13. The statement of the deceased in the dying declaration recorded by the Executive Magistrate that there was no earlier enmity, should have therefore to be appreciated in the light of the fact that the earlier complaint was compromised and therefore no enmity had remained.
14. It is no doubt true that the oral versions given by the relatives of the deceased are exaggerated than the dying declaration as well as the F.I.R. of the deceased. Certain embellishment from the interested witnesses would be natural. The Court however has to scrutinize the evidence and remove the chaff from the grain and find out the truth. There was no reason for the deceased to make false allegations against the present appellants that they had breached her modesty by entering in her house by threatening her with knife.
15. In that view of the matter, I do not find that the inconsistency is worth throwing away the material on record.
16. Mr. Suryawanshi relies on the ratio in the case of "Suresh S/o Shrirang Mandawgane v. State of Maharashtra" 2010 ALL MR (Cri.) 147, to buttress his submission that if there is variance between two dying declarations regarding details of the incident being completely different, the dying declarations should not be believed. It is however not applicable in the present set of facts.
17. Mr. Suryawanshi has submitted that panchanama of spot of occurrence would show that one house is in the vicinity of the house of the deceased and, therefore, there is a probability that an eye witness to the incident or atleast to the entering of the appellants in the house of the deceased, however, no such independent witness is examined.
18. The argument is based on probability. It was 8.00 pm in the night. The prosecution case is that there was electioneering and, therefore, the husband of the deceased was away from the house. It can therefore be gathered that the other male members of the nearby houses possibly were not in their houses. In the circumstances, the probability need not be probed further.
19. The next of the submission of the learned counsel for the appellants that, as there was no preparation of making any offence before entering the house is made out, the ingredients of the offence punishable under section 452 of the Indian Penal Code are not made out.
Mr. Suryawanshi for this purpose relied on the ratio of
20. It is to be noted that in both the dying declarations, the deceased has referred to knife. In one of the dying declaration, she stated that the appellants threatened her that they would take her life by knife, while in the other dying declaration, she stated that they brandished knife while doing so.

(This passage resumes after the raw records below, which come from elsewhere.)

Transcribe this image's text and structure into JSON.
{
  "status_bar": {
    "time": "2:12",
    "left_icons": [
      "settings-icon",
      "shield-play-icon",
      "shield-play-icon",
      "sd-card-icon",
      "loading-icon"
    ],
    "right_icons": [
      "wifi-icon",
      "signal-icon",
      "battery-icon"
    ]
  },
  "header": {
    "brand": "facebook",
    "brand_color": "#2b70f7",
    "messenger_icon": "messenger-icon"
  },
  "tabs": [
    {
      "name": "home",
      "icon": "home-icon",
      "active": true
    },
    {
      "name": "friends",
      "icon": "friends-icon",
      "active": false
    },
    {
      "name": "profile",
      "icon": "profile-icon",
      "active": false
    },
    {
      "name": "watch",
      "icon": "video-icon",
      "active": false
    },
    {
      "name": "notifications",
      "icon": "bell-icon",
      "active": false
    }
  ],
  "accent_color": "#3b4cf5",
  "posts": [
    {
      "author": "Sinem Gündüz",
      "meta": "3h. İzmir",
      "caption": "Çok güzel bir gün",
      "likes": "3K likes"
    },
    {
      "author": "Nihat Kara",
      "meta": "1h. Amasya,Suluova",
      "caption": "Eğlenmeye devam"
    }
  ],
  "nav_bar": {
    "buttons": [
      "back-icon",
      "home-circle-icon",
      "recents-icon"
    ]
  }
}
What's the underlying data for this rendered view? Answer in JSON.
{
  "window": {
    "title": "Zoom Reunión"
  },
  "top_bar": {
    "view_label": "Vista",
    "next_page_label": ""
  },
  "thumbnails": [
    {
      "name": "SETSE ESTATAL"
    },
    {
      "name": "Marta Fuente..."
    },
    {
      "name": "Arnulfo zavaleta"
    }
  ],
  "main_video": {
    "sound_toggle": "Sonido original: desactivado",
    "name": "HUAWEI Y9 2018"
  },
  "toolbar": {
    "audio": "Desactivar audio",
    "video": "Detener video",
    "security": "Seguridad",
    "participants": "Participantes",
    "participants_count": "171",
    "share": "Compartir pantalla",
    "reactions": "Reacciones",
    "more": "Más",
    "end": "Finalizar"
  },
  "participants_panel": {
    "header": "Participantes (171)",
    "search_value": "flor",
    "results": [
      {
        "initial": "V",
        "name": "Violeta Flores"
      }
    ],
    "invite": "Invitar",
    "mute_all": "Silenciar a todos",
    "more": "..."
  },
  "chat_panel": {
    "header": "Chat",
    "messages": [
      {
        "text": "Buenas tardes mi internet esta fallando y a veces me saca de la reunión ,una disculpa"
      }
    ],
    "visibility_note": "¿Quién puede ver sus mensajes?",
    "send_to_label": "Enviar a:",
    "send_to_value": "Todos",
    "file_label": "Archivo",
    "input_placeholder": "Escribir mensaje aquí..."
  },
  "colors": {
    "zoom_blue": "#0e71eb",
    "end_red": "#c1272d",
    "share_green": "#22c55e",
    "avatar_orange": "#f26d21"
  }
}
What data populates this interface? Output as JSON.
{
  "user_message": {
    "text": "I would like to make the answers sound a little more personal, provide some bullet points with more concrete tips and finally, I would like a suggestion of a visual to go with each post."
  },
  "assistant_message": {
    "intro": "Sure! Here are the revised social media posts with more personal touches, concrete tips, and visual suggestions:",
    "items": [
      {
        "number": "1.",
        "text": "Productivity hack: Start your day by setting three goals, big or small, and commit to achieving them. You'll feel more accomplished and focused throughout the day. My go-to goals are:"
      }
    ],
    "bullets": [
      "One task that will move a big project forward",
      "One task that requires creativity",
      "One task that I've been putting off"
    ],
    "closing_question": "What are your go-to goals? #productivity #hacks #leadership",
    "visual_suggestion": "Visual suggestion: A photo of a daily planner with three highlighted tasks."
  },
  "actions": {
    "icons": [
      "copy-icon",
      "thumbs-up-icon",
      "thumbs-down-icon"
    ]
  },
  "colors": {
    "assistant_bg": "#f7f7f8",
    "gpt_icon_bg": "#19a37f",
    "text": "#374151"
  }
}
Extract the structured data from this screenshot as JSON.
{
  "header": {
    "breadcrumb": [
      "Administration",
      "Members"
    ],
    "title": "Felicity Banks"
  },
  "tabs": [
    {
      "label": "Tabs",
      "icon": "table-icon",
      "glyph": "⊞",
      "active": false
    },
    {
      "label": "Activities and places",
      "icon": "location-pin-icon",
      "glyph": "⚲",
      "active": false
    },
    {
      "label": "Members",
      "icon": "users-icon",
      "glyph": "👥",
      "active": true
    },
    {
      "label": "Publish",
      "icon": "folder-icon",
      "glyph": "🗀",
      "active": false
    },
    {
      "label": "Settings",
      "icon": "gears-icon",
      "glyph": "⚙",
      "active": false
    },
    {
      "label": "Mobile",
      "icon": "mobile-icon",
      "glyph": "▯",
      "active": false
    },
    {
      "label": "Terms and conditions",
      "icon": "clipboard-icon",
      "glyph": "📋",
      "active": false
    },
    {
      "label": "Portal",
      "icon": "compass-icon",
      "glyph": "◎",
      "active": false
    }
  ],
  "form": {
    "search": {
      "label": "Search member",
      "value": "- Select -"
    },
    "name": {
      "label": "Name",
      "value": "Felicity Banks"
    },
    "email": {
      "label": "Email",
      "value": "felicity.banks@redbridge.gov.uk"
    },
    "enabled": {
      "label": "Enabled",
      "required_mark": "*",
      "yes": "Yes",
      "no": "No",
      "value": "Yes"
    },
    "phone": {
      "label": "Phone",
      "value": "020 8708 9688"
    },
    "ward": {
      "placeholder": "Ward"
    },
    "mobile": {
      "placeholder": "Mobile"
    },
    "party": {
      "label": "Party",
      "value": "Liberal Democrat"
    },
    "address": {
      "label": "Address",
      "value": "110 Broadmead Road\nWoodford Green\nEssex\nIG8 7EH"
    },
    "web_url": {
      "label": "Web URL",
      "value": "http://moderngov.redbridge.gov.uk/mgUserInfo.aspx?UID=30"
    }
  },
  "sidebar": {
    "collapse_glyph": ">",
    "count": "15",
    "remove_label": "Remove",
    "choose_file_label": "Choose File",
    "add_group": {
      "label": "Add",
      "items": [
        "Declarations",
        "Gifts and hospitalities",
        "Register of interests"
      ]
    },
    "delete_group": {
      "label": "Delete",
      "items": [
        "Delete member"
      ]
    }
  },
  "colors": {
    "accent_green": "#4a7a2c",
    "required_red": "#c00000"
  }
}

It would thus be clear that the present appellants with knife entered in her house. In that view of the matter, the lesser offence is also not made out.
21. The last of the submission of Mr. Suryawanshi is that, since the appellants were in custody for a period of 109 days, the same would be sufficient punishment.
22. The record would show that the earlier dispute between the parties of similar nature was settled by the deceased and her husband, still, the same incident has been repeated by the appellants, which ultimately took the life of the deceased. In the circumstances, no leniency is required to be shown. Hence the following order:--
23. Criminal Appeal is hereby dismissed.
24. Bail bonds of the appellants shall stand cancelled.
25. Disposal of the property on the line of the directions issued by the learned Sessions Judge, be carried.